Both the tender offer statement and the solicitation/recommendation statement will be mailed to Castlight’s stockholders free of charge. A free copy of the tender offer statement and the solicitation/recommendation statement will also be made available to all stockholders of Castlight by contacting investor relations at IR@castlighthealth.com. In addition, the tender offer statement, the related letter of transmittal and certain other tender offer documents and the solicitation/recommendation statement (and all other documents filed with the SEC) will be available for free at www.sec.gov, upon filing with the SEC. In addition to these documents Castlight files annual, quarterly and current reports and other information with the SEC, which are also available for free at www.sec.gov. In addition, the solicitation/recommendation statement and the other documents filed by Castlight with the SEC will be available for free at ir.castlighthealth.com.

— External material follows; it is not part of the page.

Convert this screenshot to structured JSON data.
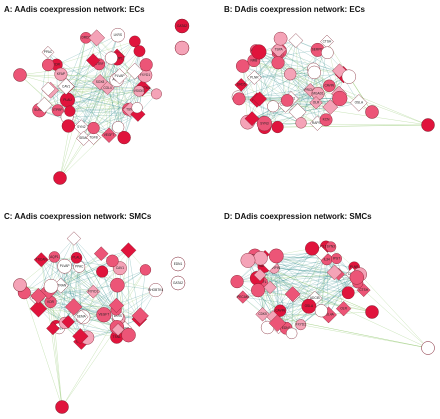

CASTLIGHT’S STOCKHOLDERS ARE ADVISED TO READ THE SCHEDULE TO AND THE SCHEDULE 14D-9 CAREFULLY, AS EACH MAY BE AMENDED OR SUPPLEMENTED FROM TIME TO TIME, AND ANY OTHER RELEVANT DOCUMENTS FILED WITH THE SEC WHEN THEY BECOME AVAILABLE BEFORE THEY MAKE ANY DECISION WITH RESPECT TO THE TENDER OFFER, BECAUSE THEY WILL CONTAIN IMPORTANT INFORMATION ABOUT THE PROPOSED TRANSACTION AND THE PARTIES THERETO, AS WELL AS IMPORTANT INFORMATION THAT HOLDERS OF SHARES OF CASTLIGHT COMMON STOCK SHOULD CONSIDER BEFORE MAKING ANY DECISION REGARDING TENDERING THEIR SHARES.